Pages

Wednesday 14 September 2011

Recipe XXIV - Hachis Parmentier (or Shepherd's Pie, to me and you!)

The French - you have to love them for their sheer persistence that everything that came out of a kitchen was theirs - named this dish after Antoine-Augustin Parmentier, the father of the potato. He was in fact an 18th century nutritionist with a large share in the potato market, so it was in his interests to promote the potato, seen up until that point in France as only good for the pigs. However, this dish is extraordinarily international. In Portugal, it's "Empadão", in Spanish South America it is called "pastel de papa", in the Arab Mediterranean it's called "Siniyet Batata" or simply " a plate of potatoes", and even in Russia, it has the name "Картофельная запеканка", or "kartofelnaya zapyekanka", meaning "potato pie". But all the time a restaurant calls it "hachis Parmentier", they can sell it for three times the price!
I like this dish because it reminds me of my dear mother, whose cooking I didn't appreciate nearly enough.

Ingredients:
500g pure beef mince
300g-400g potatoes
1 onion
(1 leek, or a courgette, if you like)
1 red pepper
3 carrots
1 can of peeled tomatoes
3 cloves of garlic
Some red wine
(Some dried rosemary, oregano, sage or the like)
Some fresh rosemary, oregano, sage or the like
A pestle & mortar with pepper
Some milk
Some butter
Some grated cheese
Some breadcrumbs
Some olive oil



Instructions:
Put the minced beef into a medium-sized bowl. Add salt and some of your ground pepper, plus some of the dried or fresh herbs. Cut up the vegetables and put them in the frying pan, adding the rest of the ground pepper. After a couple of minutes once they have sweated a bit, add the minced beef. Once the beef is no longer red, add the garlic and the rest of the herbs. A few minutes later, because you don't want to burn the herbs, pour in the tomatoes and stir it in, adding as much or as little red wine as you like. I put in a lot, because it reduces, and adds a great deal to the flavour. Turn down the heat and simmer for 45 minutes. Now turn on your oven to 180°C.

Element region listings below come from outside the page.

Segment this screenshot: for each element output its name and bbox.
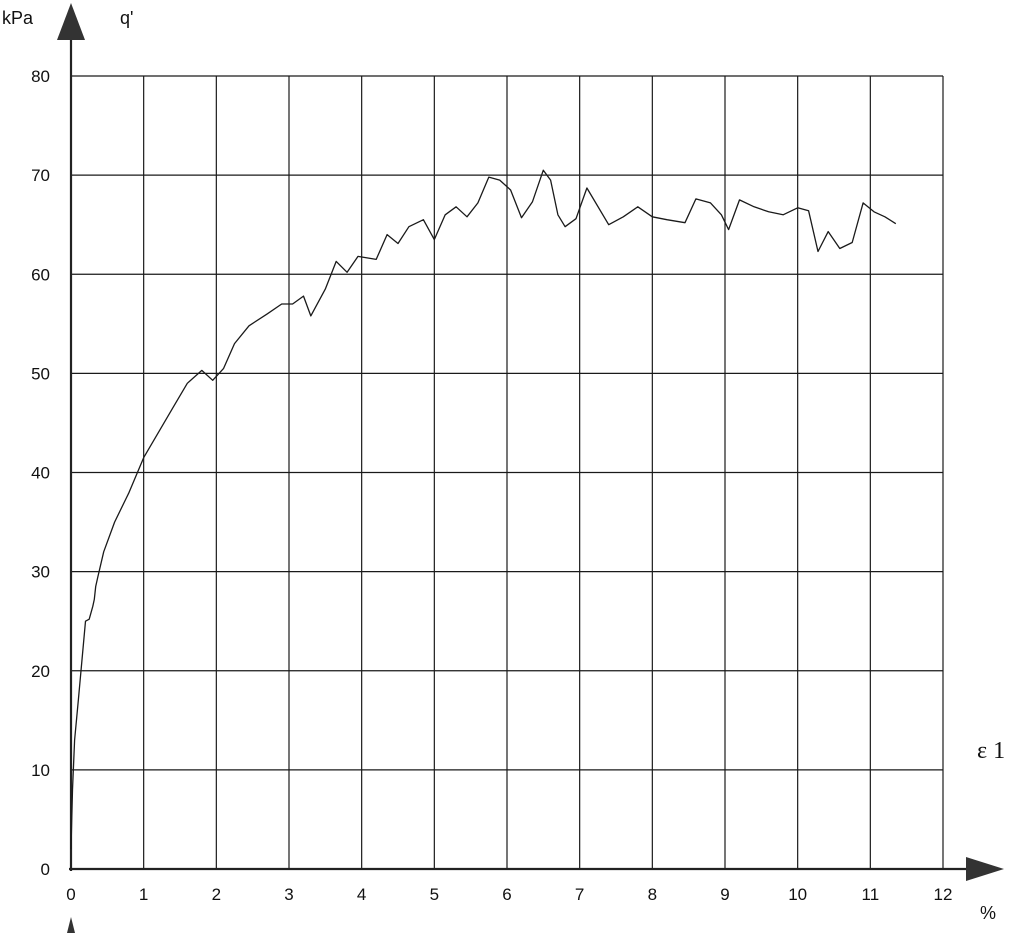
x-tick-label: 7	[575, 885, 584, 904]
data-series	[70, 169, 897, 850]
axis-labels: kPa q' ε 1 %	[2, 8, 1005, 923]
origin-marker-icon	[67, 917, 75, 933]
y-tick-label: 50	[31, 364, 50, 383]
y-unit-label: kPa	[2, 8, 34, 28]
y-tick-label: 40	[31, 464, 50, 483]
y-tick-label: 80	[31, 67, 50, 86]
y-tick-label: 70	[31, 166, 50, 185]
x-tick-label: 9	[720, 885, 729, 904]
x-tick-label: 2	[212, 885, 221, 904]
x-tick-label: 4	[357, 885, 366, 904]
x-tick-label: 3	[284, 885, 293, 904]
x-tick-label: 8	[648, 885, 657, 904]
x-tick-label: 0	[66, 885, 75, 904]
x-tick-label: 6	[502, 885, 511, 904]
x-symbol-label: ε 1	[977, 738, 1005, 764]
y-tick-label: 10	[31, 761, 50, 780]
y-tick-label: 20	[31, 662, 50, 681]
y-tick-label: 30	[31, 563, 50, 582]
y-tick-label: 60	[31, 265, 50, 284]
x-tick-label: 11	[862, 885, 880, 904]
series-line	[70, 169, 897, 850]
y-axis-arrow-icon	[57, 3, 85, 40]
y-symbol-label: q'	[120, 8, 133, 28]
x-unit-label: %	[980, 903, 996, 923]
x-axis-arrow-icon	[966, 857, 1004, 881]
x-tick-label: 1	[139, 885, 148, 904]
axes	[57, 3, 1004, 933]
x-tick-label: 10	[788, 885, 807, 904]
y-tick-label: 0	[41, 860, 50, 879]
grid	[71, 75, 944, 869]
x-tick-label: 5	[430, 885, 439, 904]
x-tick-label: 12	[934, 885, 953, 904]
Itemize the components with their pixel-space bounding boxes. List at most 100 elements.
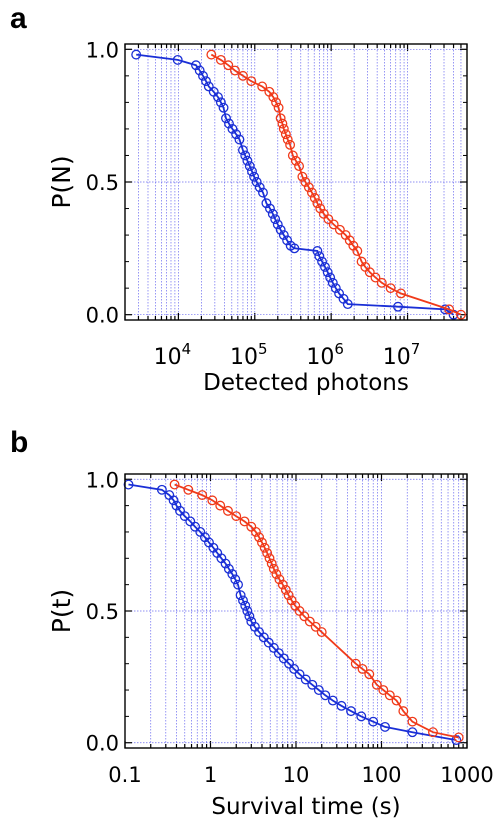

While the meat is cooking nicely, peel, cut and wash your potatoes. Then put them in a pan of cold salted water and bring to the boil. If you cut them small enough, they take only 10 to 15 minutes to go soft. I let them get really soft so they are much more malleable, especially considering what you'll do next. Put in your milk, your butter and your grated cheese. The pan should still be red hot, but heat up the milk on the bottom, take off the heat and mash it all together.



Take a deep baking dish, pour in the meat, then spoon the mashed potato on top of it.



Don't forget to add breadcrumbs to the top. Put it into the oven until the meat is bubbling around the edges!

Serve alone or with peas, broccoli or sprouts. Oh yes, and a good bottle of dry red!